- 4 tracks all the way, from San Jose to San Francisco
- Full grade separation, i.e. no grade crossings
- 125 - 150 mph top speed (far lower than the 220 mph capability of HSR)
- Electrification with a 25,000 volt overhead contact system
What will that look like where you live?
We can try to draw the big picture from the CHSRA's Environmental Impact (EIR/EIS) documents for the Bay Area, published in May 2008. There's lots of detail in the report and appendices.
A map of the peninsula from a 2004 EIR/EIS document (at right) summarizes where the peninsula tracks are planned to run at-grade, in tunnels, or in elevated or sunken sections. The CHSRA also provides a more recent, interactive Google Map. These maps are clearly preliminary, as anyone with detailed local knowledge will attest; they will be fleshed out in the next few years during the detailed engineering phase.

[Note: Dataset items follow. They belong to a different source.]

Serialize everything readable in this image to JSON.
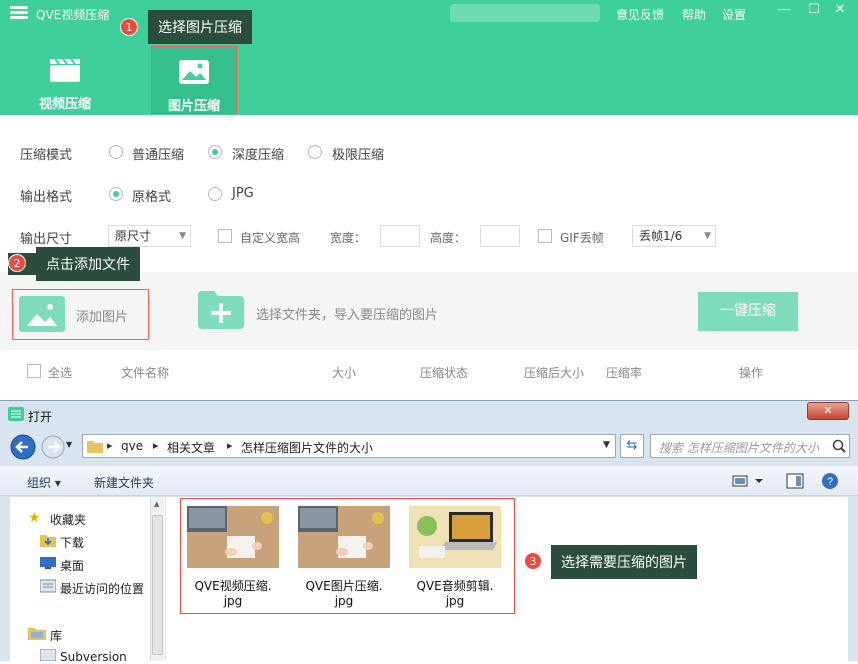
{
  "app": {
    "title": "QVE视频压缩",
    "menu": [
      "意见反馈",
      "帮助",
      "设置"
    ],
    "win_buttons": [
      "—",
      "☐",
      "✕"
    ]
  },
  "tabs": [
    {
      "label": "视频压缩",
      "icon": "video-icon"
    },
    {
      "label": "图片压缩",
      "icon": "image-icon"
    }
  ],
  "callouts": [
    {
      "num": "1",
      "text": "选择图片压缩"
    },
    {
      "num": "2",
      "text": "点击添加文件"
    },
    {
      "num": "3",
      "text": "选择需要压缩的图片"
    }
  ],
  "settings": {
    "mode_label": "压缩模式",
    "modes": [
      "普通压缩",
      "深度压缩",
      "极限压缩"
    ],
    "mode_selected": "深度压缩",
    "format_label": "输出格式",
    "formats": [
      "原格式",
      "JPG"
    ],
    "format_selected": "原格式",
    "size_label": "输出尺寸",
    "size_value": "原尺寸",
    "custom_wh": "自定义宽高",
    "width_label": "宽度：",
    "height_label": "高度：",
    "gif_drop": "GIF丢帧",
    "gif_value": "丢帧1/6"
  },
  "addbar": {
    "add_image": "添加图片",
    "folder_hint": "选择文件夹，导入要压缩的图片",
    "compress_btn": "一键压缩"
  },
  "columns": [
    "全选",
    "文件名称",
    "大小",
    "压缩状态",
    "压缩后大小",
    "压缩率",
    "操作"
  ],
  "dialog": {
    "title": "打开",
    "close": "✕",
    "crumbs": [
      "qve",
      "相关文章",
      "怎样压缩图片文件的大小"
    ],
    "search_placeholder": "搜索 怎样压缩图片文件的大小",
    "toolbar": {
      "organize": "组织 ▾",
      "new_folder": "新建文件夹"
    },
    "nav": {
      "favorites": "收藏夹",
      "items": [
        "下载",
        "桌面",
        "最近访问的位置"
      ],
      "library": "库",
      "library_items": [
        "Subversion"
      ]
    },
    "files": [
      {
        "name1": "QVE视频压缩.",
        "name2": "jpg"
      },
      {
        "name1": "QVE图片压缩.",
        "name2": "jpg"
      },
      {
        "name1": "QVE音频剪辑.",
        "name2": "jpg"
      }
    ]
  },
  "colors": {
    "accent": "#3ecf9a",
    "callout_bg": "#2a4d3e",
    "badge": "#e84c3d",
    "highlight": "#ff5959"
  }
}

HSR plans call for building most of the new peninsula tracks at ground level, or in elevated / sunken sections as labeled in the above map. Cross sections of these configurations are provided, with the most common shown below.
Ground level 4-track section. Caltrain already has these (minus the overhead wires) in Brisbane, Redwood City and Sunnyvale, to enable Baby Bullet service. The ROW width is about 100 feet, including service access roads used mostly for trimming vegetation. This configuration is labeled A.38 in the map above.
Elevated 4-track section. Where space is available, this can be built on a wide berm. Where space is not available, retaining walls are used as shown in the figure, keeping ROW width to within 75 feet (with external access presumed). Labeled A.39 in the map above.
Sunken 4-track section. The ROW width is within 75 feet (with external access presumed). Labeled A.39 in the map above.
Caltrain has some additional dimensioned cross section drawings in Chapter 2 of their electrification EA/DEIR (see in particular Figure 2.3-3).
At any location, the choice of configuration will depend on a variety of factors:
- Grade separations, where the height of the tracks is constrained by the presence of an under- or overpass
- Available right-of-way width: some configurations consume more space than others, with possible eminent domain impact
- Noise and aesthetics (sunken is preferable on both counts)
- Expense: anything involving lots of earth moving and pouring of concrete will automatically cost lots of money. That is certainly bad for the taxpayer, although the large construction firms that design these projects sure don't seem to mind.